Moving to the California wines, we started with some of the younger cuvées, including the 1991 Robert Mondavi Cabernet Sauvignon Reserve. One of my favorite wines since its release, it shows no signs of weakening. In fact, it is still in its pre-adolescent stage of development. The color is a dense, thick, ruby/purple to the rim, and the wine exhibits classic crème de cassis, graphite, incense, and cedar characteristics along with full-bodied power, and extraordinary purity, symmetry, and overall balance. There is not a hard edge to be found, and the finish is long. This beauty should continue to age magnificently for another two decades or more. Jumping back in time, the 1984 Heitz Martha’s Vineyard revealed subtle notes of eucalyptus and mint intermixed with copious quantities of red and black fruits, damp earth, forest floor, and spice. Opulent, medium to full-bodied, pure, and rich, it has still not reached full maturity after 24 years. The 1984 Groth Cabernet Sauvignon Reserve was made during a period when Nils Venge was producing the wines (a number of great Cabernets were fashioned from the early to mid-eighties at this estate). Initially, it exhibited a distinctive bell pepper aroma, but that quickly blew off to reveal more cedar and black currant scents along with a dense ruby/purple color, beautiful opulence, and a fresh, full-bodied finish. While it had more textural interest than actual complexity, it was a big hit with all my guests. The dense ruby/purple-hued 1984 Dunn Cabernet Sauvignon Howell Mountain was very approachable, but still quite young. Aromas of black fruits, cold steel, damp earth, and spice were followed by a full-bodied, powerful wine with another twenty years of life ahead of it. The 1985 Ridge Monte Bello did not perform well at this dinner. Its color was a healthy deep ruby/purple, but a charred, obvious American oak component was surprising, particularly as I am a huge fan of this wine. In the mouth, it was austere, green, and tannic. This bottle has been resting in my cellar since its release, and while there is plenty of upside left in the wine, its blatant oaky/vegetal side was off-putting.

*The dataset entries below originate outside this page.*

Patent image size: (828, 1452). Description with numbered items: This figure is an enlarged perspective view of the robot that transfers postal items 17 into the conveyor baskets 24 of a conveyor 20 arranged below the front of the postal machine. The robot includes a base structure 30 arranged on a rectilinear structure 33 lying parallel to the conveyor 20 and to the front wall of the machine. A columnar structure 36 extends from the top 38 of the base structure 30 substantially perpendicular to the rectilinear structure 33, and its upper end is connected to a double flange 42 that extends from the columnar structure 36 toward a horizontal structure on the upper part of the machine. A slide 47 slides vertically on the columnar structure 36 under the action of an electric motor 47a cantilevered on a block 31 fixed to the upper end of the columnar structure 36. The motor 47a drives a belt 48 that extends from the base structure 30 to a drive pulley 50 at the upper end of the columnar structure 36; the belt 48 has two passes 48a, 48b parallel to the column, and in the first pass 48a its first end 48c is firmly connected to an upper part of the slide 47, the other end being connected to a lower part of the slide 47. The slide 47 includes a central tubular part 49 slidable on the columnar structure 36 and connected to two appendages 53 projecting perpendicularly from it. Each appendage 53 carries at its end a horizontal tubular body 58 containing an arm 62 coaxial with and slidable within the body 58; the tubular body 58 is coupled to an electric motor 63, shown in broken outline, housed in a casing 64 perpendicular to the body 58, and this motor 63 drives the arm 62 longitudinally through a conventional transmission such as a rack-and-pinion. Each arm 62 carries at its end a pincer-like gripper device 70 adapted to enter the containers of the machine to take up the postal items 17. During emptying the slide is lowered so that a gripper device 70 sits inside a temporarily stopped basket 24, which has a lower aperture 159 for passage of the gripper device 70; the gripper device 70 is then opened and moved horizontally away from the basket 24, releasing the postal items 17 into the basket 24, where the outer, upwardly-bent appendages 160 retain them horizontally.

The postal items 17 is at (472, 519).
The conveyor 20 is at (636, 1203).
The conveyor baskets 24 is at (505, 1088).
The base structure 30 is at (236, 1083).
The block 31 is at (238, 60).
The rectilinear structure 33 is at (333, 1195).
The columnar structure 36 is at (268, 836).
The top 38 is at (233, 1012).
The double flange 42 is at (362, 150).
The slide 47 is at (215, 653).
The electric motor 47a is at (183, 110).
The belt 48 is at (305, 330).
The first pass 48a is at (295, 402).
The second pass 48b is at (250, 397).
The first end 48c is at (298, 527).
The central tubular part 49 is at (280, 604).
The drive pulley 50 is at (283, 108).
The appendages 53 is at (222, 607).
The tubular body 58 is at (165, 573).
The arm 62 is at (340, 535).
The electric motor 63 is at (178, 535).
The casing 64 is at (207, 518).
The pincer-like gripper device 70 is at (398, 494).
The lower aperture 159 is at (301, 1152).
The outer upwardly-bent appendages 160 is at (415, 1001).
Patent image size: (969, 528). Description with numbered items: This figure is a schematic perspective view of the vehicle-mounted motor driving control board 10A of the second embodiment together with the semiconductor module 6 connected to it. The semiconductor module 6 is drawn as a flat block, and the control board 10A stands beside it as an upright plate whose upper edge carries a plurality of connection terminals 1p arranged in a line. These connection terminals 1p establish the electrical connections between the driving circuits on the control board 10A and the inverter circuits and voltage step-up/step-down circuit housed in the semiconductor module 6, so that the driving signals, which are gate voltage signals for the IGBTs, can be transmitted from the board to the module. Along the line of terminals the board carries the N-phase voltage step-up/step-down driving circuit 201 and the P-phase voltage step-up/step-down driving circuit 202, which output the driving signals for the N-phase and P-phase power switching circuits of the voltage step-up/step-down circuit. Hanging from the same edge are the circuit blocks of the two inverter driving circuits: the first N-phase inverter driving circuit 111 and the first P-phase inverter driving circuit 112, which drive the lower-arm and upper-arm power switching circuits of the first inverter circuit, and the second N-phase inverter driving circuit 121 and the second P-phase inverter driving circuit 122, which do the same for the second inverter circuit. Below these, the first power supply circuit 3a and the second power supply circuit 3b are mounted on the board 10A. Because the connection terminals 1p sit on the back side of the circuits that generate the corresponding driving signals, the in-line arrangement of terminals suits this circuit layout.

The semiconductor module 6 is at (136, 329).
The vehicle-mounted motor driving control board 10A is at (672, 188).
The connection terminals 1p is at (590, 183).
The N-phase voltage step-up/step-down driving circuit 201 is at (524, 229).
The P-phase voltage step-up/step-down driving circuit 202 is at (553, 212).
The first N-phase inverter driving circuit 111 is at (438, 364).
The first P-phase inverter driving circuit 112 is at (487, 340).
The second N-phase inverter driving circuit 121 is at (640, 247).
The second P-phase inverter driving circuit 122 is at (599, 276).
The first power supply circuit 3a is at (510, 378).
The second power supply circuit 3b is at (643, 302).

Moving back to the decade of the seventies was rewarding. The 1977 Joseph Phelps Insignia displayed beautifully complex, cedary, roasted herb, and black currant fruit flavors, medium to full body, not the weight or richness of some of the other Cabernets, but an elegant Bordeaux character that would be hard to distinguish from a classified growth in a blind tasting. The 1978 Diamond Creek Cabernet Sauvignon Volcanic Hill was a dead-ringer for a powerful Latour. A classic Pauillac perfume of leather, walnuts, black currants, cedar, and tar soared from the glass of this dark plum/purple-colored 1978. A terrific example of a twenty-year old Cabernet Sauvignon, the wine is explosively rich, opulent, dense, and has aged magnificently, yet it has another 15-20 years of life remaining. The 1974 Mayacamas Cabernet Sauvignon (brought by one of the guests), which can be a huge fruit bomb, did not appear to be a perfectly stored bottle. It revealed a touch of unreleased CO2 as well as a sort of soupiness that I have never seen in other bottles of this cuvée. This is another great Cabernet Sauvignon from a producer who is no longer making wines at this level. Even though this bottle was slightly off, there was plenty of interest in this wine. Although the 1974 BV Cabernet Sauvignon Private Reserve Georges Latour is at the end of its life, it is still drinkable. A light orange/amber color is accompanied by notes of sweet oak, cherries, currants, and caramel that quickly fade in the glass. A sign of the “good ole days” was the $7.99 price tag on the 1975 Joseph Phelps Cabernet Sauvignon. Much more alive than the 1974 BV Private Reserve, the 1975 Phelps Cabernet exhibited a deep ruby color, plenty of attractive fruit, bit not a great deal of complexity. Still intact, it can be drunk with considerable pleasure.

As for the food, I was the chef, and with all modesty, I must say that no one makes better jumbo lump Maryland crab cakes. Moreover, I would put my homemade spaghetti and meatballs against the finest from New York, Baltimore, Philadelphia, or Chicago’s Little Italy!